The present invention relates to an image forming apparatus such as an electrophotographic copying apparatus, and especially to an image forming apparatus by which a multi-color image can be obtained by transferring toner images onto a transfer sheet after toner images have been superimposed on an image carrier.
Conventionally, for example, the following method has been proposed and practiced in order to form multi-color images by an electrophotographic method: image forming processes of charging, exposing, and developing are repeated at each component color; each color toner image is superimposed onto an image carrier; and after that, the multi-color toner image is transferred onto a transfer sheet.
The principle of the image forming method will be explained as follows referring to a flow chart in FIG. 5. FIG. 5 shows changes of the surface potential of a photoreceptor which is an image carrier, and the charged polarity of which is negative.
The photoreceptor is uniformly charged by a scorotron charger, and given a predetermined negative surface potential V.sub.H. The surface potential V.sub.H is lowered to V.sub.L, close to a zero potential, by a first image exposure using an exposure source such as a laser, a cathode ray tube, a liquid crystal shutter, or an LED.
When the image is developed by a developing means upon which a negative bias voltage, a DC component of which is almost equal to the surface potential V.sub.H of an unexposed portion, is impressed, negatively charged toner T in the developing means sticks to a relatively low potential exposed portion. In this case, the lower the potential is, the larger the stuck amount is. Due to the foregoing, a first color visual image is formed.
Potential of the area on which the visual image has been formed is increased when negatively charged toner T has been stuck onto the area. Next, when second charging is performed, the potential is increased, and the same initial surface potential V.sub.H as that of the unexposed portion is obtained.

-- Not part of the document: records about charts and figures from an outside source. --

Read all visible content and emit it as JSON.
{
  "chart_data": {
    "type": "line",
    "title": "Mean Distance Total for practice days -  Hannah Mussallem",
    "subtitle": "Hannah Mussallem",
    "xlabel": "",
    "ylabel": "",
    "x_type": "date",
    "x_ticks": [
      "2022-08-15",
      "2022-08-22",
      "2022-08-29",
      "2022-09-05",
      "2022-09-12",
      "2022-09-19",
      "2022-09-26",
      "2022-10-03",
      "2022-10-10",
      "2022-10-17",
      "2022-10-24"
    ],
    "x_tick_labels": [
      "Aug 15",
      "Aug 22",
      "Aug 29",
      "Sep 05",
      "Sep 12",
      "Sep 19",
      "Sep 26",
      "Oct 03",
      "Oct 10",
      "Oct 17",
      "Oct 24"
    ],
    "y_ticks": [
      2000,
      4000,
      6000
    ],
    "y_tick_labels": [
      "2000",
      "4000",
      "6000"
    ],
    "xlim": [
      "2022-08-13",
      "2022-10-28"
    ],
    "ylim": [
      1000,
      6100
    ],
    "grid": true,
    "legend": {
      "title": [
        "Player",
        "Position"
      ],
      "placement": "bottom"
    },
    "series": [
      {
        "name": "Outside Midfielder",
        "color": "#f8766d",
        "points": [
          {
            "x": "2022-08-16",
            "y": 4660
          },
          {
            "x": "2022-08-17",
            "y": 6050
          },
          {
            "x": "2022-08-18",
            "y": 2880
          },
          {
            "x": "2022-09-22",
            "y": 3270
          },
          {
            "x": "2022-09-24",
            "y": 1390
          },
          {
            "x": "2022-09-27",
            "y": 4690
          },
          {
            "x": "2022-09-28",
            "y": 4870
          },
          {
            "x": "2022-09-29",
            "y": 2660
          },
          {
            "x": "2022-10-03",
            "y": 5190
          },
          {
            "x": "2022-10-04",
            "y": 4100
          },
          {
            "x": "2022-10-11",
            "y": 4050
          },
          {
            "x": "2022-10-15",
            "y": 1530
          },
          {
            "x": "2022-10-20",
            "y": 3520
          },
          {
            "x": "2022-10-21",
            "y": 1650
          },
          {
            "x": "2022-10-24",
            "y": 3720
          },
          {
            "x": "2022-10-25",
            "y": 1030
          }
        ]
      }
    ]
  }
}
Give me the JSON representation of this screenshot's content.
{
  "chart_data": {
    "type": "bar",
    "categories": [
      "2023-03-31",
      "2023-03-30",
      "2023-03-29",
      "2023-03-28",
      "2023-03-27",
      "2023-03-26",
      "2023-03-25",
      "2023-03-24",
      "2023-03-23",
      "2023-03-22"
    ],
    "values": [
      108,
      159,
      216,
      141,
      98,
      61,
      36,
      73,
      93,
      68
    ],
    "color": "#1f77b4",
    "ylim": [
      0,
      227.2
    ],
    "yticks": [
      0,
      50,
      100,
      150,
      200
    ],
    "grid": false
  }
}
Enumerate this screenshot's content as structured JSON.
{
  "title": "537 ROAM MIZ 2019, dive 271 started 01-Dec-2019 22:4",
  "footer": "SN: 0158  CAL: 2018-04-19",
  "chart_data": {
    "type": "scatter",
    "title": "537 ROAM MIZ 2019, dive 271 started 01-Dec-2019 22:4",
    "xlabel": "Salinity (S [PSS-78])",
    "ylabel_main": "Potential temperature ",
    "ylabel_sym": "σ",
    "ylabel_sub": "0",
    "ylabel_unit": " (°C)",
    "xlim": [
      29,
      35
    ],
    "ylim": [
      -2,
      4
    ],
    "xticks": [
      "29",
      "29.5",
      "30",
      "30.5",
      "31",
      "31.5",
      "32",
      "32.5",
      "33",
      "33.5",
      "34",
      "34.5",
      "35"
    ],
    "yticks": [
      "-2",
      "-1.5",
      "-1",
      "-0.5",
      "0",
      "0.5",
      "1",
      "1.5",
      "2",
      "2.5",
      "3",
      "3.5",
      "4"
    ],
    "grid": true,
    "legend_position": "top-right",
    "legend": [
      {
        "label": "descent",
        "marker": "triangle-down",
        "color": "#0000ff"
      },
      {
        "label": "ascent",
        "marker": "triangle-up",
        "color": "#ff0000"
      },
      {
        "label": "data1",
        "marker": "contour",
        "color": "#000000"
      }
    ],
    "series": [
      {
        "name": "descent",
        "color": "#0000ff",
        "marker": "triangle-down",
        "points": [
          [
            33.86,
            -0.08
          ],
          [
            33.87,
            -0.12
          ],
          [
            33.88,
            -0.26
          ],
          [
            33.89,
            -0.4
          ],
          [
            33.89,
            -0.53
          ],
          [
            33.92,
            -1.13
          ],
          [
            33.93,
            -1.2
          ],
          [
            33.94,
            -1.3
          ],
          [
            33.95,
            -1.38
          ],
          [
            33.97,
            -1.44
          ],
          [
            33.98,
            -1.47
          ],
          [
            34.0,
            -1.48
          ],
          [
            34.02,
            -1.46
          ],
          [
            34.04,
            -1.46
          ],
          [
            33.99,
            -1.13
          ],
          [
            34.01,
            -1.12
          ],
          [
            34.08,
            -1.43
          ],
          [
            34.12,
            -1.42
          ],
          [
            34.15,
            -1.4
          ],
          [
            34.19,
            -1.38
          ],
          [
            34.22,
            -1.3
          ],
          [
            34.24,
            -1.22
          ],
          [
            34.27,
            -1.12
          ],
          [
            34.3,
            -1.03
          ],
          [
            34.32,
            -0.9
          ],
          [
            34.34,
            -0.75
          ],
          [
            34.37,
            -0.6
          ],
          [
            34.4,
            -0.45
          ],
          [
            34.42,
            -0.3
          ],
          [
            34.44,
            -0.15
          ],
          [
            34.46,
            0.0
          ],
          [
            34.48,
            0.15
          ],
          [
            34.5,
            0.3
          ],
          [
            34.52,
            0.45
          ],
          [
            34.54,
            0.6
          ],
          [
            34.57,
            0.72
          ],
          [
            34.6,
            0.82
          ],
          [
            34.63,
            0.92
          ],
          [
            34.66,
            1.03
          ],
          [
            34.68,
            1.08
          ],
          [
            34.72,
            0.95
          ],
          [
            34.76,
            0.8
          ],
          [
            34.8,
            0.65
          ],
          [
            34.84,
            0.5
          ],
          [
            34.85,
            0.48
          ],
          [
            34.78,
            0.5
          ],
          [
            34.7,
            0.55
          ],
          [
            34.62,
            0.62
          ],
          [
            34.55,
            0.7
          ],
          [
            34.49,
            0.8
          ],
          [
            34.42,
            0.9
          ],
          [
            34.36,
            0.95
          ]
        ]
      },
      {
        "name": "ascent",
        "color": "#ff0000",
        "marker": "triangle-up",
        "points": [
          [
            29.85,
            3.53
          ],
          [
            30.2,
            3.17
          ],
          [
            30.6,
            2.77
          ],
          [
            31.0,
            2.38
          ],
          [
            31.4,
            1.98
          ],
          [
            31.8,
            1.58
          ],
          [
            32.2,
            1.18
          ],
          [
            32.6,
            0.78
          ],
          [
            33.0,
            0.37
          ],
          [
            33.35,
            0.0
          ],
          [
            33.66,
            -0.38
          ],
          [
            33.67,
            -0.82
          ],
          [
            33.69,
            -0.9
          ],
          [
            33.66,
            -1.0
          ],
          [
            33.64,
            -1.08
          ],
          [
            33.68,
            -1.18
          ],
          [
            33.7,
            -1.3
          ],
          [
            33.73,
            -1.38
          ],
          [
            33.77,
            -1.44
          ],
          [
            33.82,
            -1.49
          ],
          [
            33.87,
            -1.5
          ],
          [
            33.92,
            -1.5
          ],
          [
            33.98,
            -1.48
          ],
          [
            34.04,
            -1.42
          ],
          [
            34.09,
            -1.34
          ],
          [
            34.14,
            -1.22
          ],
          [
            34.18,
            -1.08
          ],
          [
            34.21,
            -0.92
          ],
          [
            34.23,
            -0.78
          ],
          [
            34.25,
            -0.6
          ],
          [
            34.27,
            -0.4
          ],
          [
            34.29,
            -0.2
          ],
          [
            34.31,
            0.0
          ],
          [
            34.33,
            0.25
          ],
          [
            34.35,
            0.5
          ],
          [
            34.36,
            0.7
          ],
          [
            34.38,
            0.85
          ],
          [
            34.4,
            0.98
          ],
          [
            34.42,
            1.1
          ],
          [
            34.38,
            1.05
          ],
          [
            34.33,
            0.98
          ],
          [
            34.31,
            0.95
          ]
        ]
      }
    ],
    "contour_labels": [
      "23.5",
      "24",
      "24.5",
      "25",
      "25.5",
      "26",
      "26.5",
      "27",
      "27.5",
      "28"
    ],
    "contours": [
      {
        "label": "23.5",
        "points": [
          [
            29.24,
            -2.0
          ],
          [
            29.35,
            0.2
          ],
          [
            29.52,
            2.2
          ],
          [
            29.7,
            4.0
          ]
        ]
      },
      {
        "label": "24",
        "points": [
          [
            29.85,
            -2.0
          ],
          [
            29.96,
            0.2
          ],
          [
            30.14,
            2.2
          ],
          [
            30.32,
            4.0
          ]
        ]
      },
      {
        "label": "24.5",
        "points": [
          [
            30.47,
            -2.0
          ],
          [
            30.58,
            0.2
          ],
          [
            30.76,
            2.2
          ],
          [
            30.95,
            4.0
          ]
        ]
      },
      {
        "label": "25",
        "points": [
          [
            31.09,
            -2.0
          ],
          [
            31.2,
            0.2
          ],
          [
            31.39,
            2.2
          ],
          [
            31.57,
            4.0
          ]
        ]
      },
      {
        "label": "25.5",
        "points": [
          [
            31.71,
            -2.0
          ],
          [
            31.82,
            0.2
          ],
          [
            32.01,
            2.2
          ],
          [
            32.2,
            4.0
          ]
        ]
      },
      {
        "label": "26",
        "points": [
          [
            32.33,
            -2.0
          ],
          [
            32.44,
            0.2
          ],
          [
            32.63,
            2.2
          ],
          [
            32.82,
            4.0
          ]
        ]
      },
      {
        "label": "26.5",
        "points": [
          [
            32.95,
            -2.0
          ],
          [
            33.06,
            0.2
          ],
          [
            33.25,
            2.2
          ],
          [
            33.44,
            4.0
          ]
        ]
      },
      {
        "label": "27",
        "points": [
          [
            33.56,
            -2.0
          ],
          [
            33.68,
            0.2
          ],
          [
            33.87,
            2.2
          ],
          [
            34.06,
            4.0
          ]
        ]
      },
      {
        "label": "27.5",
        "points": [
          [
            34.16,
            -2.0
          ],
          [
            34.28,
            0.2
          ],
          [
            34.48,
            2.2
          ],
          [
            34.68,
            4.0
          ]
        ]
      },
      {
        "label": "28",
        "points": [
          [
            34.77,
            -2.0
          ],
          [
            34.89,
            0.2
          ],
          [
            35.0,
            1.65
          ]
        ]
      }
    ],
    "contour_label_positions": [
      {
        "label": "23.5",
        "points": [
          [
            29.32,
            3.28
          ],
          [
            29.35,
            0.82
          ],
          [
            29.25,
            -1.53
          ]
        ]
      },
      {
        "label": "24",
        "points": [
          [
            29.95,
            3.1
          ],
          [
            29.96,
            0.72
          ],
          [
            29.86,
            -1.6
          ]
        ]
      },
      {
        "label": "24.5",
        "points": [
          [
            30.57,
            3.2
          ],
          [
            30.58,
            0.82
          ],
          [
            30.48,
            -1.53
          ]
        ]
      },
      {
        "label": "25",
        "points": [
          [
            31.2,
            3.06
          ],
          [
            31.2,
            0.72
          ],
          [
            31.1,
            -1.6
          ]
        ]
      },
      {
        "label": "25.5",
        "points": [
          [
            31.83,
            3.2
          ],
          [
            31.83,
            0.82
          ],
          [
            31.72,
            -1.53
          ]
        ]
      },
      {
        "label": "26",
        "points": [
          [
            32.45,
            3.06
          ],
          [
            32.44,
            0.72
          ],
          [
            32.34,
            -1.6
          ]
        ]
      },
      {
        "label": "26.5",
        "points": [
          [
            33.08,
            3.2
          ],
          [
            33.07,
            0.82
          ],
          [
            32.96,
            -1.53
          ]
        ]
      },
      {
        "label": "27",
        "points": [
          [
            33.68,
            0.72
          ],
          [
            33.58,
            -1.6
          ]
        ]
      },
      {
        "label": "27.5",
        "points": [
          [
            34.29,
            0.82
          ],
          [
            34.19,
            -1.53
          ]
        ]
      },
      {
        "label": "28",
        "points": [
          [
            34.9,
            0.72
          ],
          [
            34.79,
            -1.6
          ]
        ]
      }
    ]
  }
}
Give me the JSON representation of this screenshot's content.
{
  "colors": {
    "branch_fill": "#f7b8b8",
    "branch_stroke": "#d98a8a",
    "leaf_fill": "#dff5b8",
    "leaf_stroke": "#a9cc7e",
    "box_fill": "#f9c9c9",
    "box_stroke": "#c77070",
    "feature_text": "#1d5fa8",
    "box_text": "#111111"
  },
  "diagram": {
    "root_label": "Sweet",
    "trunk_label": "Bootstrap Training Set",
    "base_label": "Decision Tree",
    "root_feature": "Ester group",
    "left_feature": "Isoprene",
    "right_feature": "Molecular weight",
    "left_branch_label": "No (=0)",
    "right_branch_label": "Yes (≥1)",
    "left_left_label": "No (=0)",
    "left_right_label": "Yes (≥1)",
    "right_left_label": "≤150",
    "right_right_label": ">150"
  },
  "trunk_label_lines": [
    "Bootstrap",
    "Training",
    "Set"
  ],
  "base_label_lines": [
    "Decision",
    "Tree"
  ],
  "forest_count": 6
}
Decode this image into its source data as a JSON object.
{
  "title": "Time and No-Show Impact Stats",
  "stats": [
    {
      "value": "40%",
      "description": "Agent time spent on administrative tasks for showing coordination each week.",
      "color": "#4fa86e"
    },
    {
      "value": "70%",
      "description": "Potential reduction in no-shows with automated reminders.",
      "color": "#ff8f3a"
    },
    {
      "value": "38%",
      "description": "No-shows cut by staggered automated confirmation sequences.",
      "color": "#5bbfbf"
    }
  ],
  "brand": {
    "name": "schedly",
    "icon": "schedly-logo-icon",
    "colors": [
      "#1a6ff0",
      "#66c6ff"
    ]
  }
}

Next, a second image exposure is performed on the surface of the photoreceptor on which the uniform surface potential V.sub.H has been obtained, and an electrostatic latent image is formed thereon. Then, the second color visual image is obtained after the same developing operation as the foregoing.
When the above-described processes are repeated, the multi-color toner image can be obtained on the photoreceptor. Only the image portion, which is developed with toner T, is re-exposed so that inferior transferring such as transfer repelling does not occur and excellent transferring can be performed, even when voltage resistance of the transfer sheet is lowered due to high humidity. After that, the multi-color toner image is transferred onto the transfer sheet by a transfer means, and further heated or pressurized to be fixed, so that the multi-color image can be obtained.
In the image forming apparatus by which a multi-color image is obtained according to the foregoing method, a plurality of developing devices are provided around the photoreceptor so that toner images are superimposed on the photoreceptor. Therefore, the diameter of the photoreceptor drum becomes large, and separability of the transfer sheet is deteriorated. Accordingly, sufficient separability can not be obtained by the conventional electrostatic transfer separation type of apparatus. Due to the foregoing, a more positive separation means is necessary. In apparatuses of the type in which the toner image is superimposed, an amount of stuck toner is increased, and a large transfer charge amount is necessary. Accordingly, a transfer belt apparatus is used which has a large transfer charge holding property and excellent separability.
In the above-described multi-color image forming method, a reversal developing method is used as a developing method for an electrostatic latent image. In the reversal developing method, only a toner image forming portion on the photoreceptor is exposed, and since it is not necessary to expose all the background portion as in the case of regular development, the load onto the photoreceptor can be decreased.
Further, by the charging operation for the second time or after, the potential of the visual image which has been formed before charging becomes V.sub.H, and the image is not developed if the image is not written again, so that mixing color deteriorations do not occur, which is an advantage of the reversal developing method.
In the image forming apparatus for multi-color images, when a transfer belt apparatus and a cleaning apparatus, are pressed onto the photoreceptor drum during the above-described re-exposure, traveling speed of the photoreceptor drum is drastically changed because of the load onto the photoreceptor. Due to this, a re-exposure position is shifted as shown in FIG. 6(b). Therefore, there are problems that: a low potential portion is generated near the toner image; toner T is moved as shown in FIG. 6(c); and resolution is lowered and color offset is caused due to splashing of toner T. Further, there are problems that the potential of the finally formed toner image portion is excessively lowered when the re-exposure is performed, and therefore, the transfer ratio is lowered. The first object of the present invention is to provide an image forming apparatus in which re-exposure is performed at a correct position, and resolution is not lowered and color offset is not caused. Further, the second object of the present invention is to provide an image forming apparatus in which toner is not splashed, and a high transfer ratio can be obtained.